Sombras do mato, e do tempo
Se achegando, apanhando-me
Calma faz-se tardezinha, horas seis.
O impossível do vedar a vazadura
No poço da memória.
- hora qualquer da manhã
Sol fora há poucas horas.
As chuvas chegaram
Mas o sol nesta manhã está fora:
Tanto mais forte brilha o sol
Tanto mais verde ainda as folhas,
E soltam os seus cheiros ativos de mato,
Frutas, flores, legumes, nuns ventos leves,
Que tocam suaves a corredeira
Do riacho Mulato
De água barrenta e escura.
Uns ventos que em afagos matriciais
Nos revolvem.
E há chocalhos e berros e cantos
E variantes de ecos.
E reencontro-me com o eterno, leve,
E a benquerença. As verdes frondes pulam,
E vão por dentro crescendo,
E sobem por mim em seus viços,
Sobre as branduras,
Depois das curtidas e difíceis deslembranças.

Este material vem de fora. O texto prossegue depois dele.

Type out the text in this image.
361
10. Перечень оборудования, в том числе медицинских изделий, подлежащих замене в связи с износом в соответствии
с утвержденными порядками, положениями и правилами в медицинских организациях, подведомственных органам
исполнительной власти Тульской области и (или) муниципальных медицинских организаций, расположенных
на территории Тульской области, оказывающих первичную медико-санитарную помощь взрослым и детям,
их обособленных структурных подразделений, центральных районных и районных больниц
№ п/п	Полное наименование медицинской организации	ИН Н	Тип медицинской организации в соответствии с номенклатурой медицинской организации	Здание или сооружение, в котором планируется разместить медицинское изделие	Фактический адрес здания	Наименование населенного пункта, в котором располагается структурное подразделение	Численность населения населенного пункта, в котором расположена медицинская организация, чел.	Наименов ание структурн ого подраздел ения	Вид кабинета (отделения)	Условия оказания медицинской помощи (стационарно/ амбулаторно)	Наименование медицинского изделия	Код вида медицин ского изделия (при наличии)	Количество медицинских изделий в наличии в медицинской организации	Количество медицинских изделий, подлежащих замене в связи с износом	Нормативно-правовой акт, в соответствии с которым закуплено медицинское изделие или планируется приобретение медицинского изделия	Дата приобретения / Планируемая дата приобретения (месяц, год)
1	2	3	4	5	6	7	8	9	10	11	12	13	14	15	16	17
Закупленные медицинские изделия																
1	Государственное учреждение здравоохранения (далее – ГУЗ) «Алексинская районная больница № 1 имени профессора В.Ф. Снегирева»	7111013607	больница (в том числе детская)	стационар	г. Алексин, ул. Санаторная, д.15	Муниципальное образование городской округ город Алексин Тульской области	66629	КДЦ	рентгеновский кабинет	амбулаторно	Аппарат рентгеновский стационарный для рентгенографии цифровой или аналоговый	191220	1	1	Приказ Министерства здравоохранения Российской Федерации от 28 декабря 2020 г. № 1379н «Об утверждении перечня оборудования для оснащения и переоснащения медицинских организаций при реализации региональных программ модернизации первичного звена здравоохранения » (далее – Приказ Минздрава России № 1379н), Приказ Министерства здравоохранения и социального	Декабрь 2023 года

Perenes fossem esses viços
Da caatinga que pulam nesses momentos.
E se abrissem esses viços, em outros
Aos olhos, afora pelas vastezas:
Sumidos andantes
Apertados os cercos
As agoniações estão em tudo:
Em vasqueiras direções.
Carlos Gramoza Vilarinho
04-02-99
Carlos Gramoza Vilarinho é natural de Amarante-PI. Publicou três livros: “Tempos Perplexos” (com prefácio de Virgílio Queiroz) e “Passos Oblíquos” (com prefácio de Clóvis Moura) e Ressacas (com prefácio de Cunha e Silva Filho).